Barnes said distressedly:
"Excuse me, sir, but how the devil did this happen?"
"There's been irrigation," said Hardwick patiently. "The soil here was all ocean-bottom, once—it used to be what is called globigerinous ooze. There's no sand. There are no stones. There's only bedrock and formerly abyssal mud. And—some of it underneath is no longer former. It's globigerinous ooze again."
He waved his hand at the landscape. It had been remarkably tidy, once. Every square foot of ground had been cultivated. The highways were of limited width, and the houses were neat and trim. It was, perhaps, the most completely civilized landscape in the galaxy. But Hardwick added:
"You said the stuff felt like soap. In a way it's acting like soap. It lies on slightly slanting, effectively smooth rock, like a soap-cake on a slightly slanting sheet of metal. And that's the trouble. So long as a cake of soap is dry on the bottom it doesn't move. Even if you pour water on top, like rain, the top will wet, and the water will flow off, but the bottom won't wet until all the soap is dissolved away. While that was the process here, everything was all right. But they've been irrigating."

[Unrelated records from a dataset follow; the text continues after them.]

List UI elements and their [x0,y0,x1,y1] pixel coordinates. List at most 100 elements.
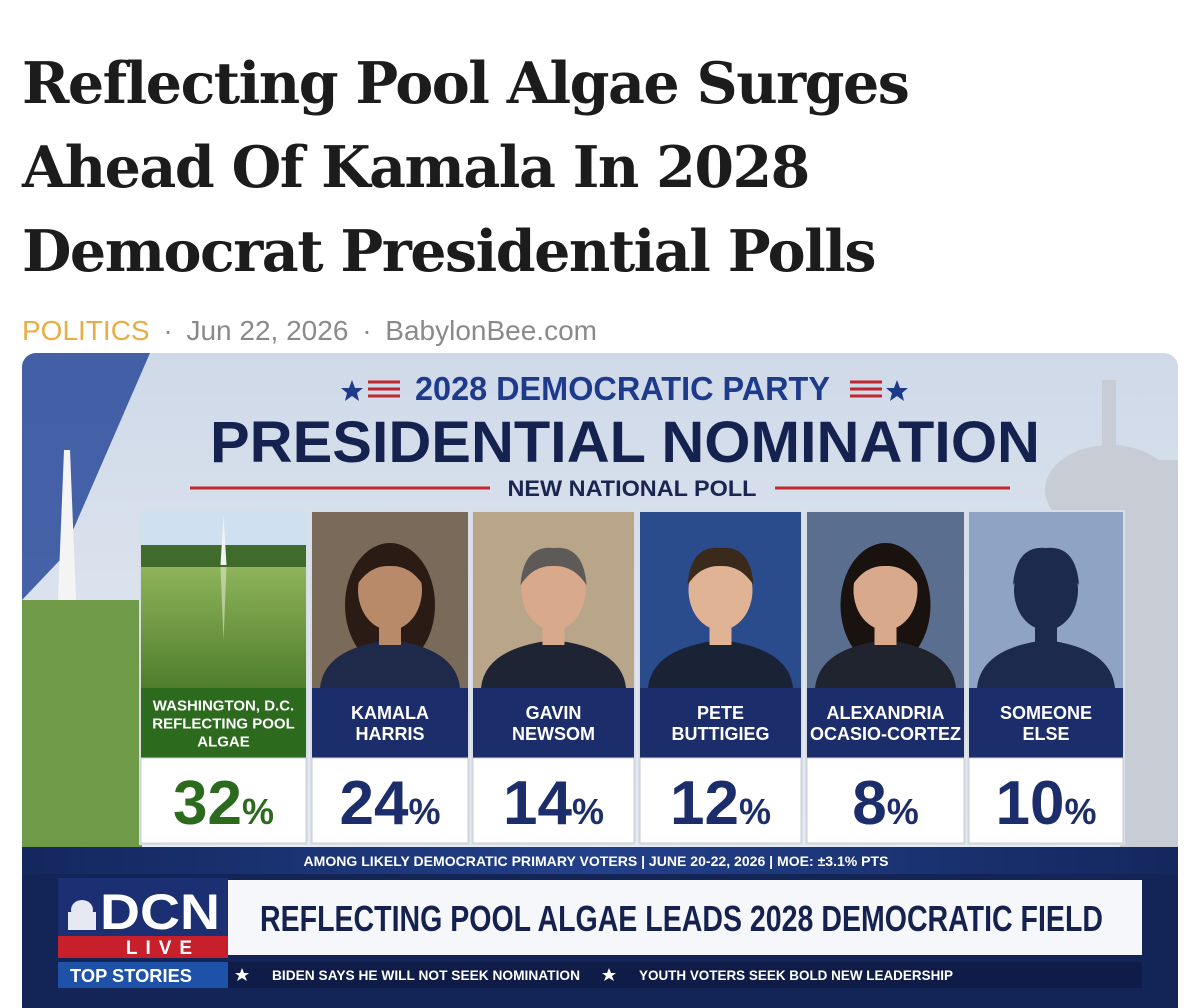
pool-left [22,600,142,850]
photo-shoulders [815,640,956,688]
photo-face [358,550,422,630]
photo-hair-top [852,547,919,585]
lower-third: DCN LIVE REFLECTING POOL ALGAE LEADS 202… [58,878,1142,988]
photo-face [688,550,753,630]
graphic-subtitle: NEW NATIONAL POLL [508,476,757,501]
photo-face [521,550,586,630]
percent-sign: % [887,791,919,832]
candidate-name: SOMEONE [1000,703,1092,723]
name-box [640,688,801,758]
percent-sign: % [1064,791,1096,832]
percent-box [968,757,1124,844]
star [341,380,363,401]
star [235,968,249,981]
name-box [807,688,964,758]
photo-hair-top [1013,547,1079,585]
separator: · [163,315,173,346]
source[interactable]: BabylonBee.com [385,315,597,346]
photo-monument [220,515,227,565]
candidate-name: NEWSOM [512,724,595,744]
name-box [473,688,634,758]
photo-shoulders [320,640,460,688]
headline-line: Democrat Presidential Polls [22,218,877,285]
percent: 14% [503,769,604,838]
star [886,380,908,401]
percent: 12% [670,769,771,838]
headline: Reflecting Pool Algae Surges Ahead Of Ka… [22,42,1182,294]
candidate-name: PETE [697,703,744,723]
headline-line: Reflecting Pool Algae Surges [22,50,910,117]
lower-third-headline: REFLECTING POOL ALGAE LEADS 2028 DEMOCRA… [260,898,1103,939]
photo-hair-top [687,547,754,585]
category[interactable]: POLITICS [22,315,150,346]
banner: 2028 DEMOCRATIC PARTY PRESIDENTIAL NOMIN… [190,370,1040,501]
name-box [969,688,1123,758]
candidate-name: ALEXANDRIA [826,703,944,723]
ticker-box [228,962,1142,988]
graphic-title: PRESIDENTIAL NOMINATION [210,410,1040,475]
candidate-name: BUTTIGIEG [672,724,770,744]
percent-sign: % [572,791,604,832]
name-box [141,688,306,758]
candidate-name: ALGAE [197,733,250,750]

They passed a row of neat cottages facing the road. One had collapsed completely. The others looked absolutely normal. The bolster-truck went on.
Hardwick said, frowning:
"They wanted the water to go into the soil. So they arranged it. A little of that did no harm. Plants growing dried it out again. One tree evaporates thousands of gallons a day in a good trade wind. There were some landslides in the early days, especially when storm-swells pounded the cliffs, but on the whole the ground was more firmly anchored when first cultivated than it had been before the colonists came."
"But—irrigation? The sea's not fresh, is it?"
"Water-freshening plants," said Hardwick dryly. "Ion-exchange systems. They installed them and had all the fresh water they could wish for. And they wished for a lot. They deep-plowed, so the water would sink in. They dammed the water-courses—and it sank in. What they did amounted to something like boring holes in the cake of soap I used for an illustration just now. Water went right down to the bottom. What would happen then?"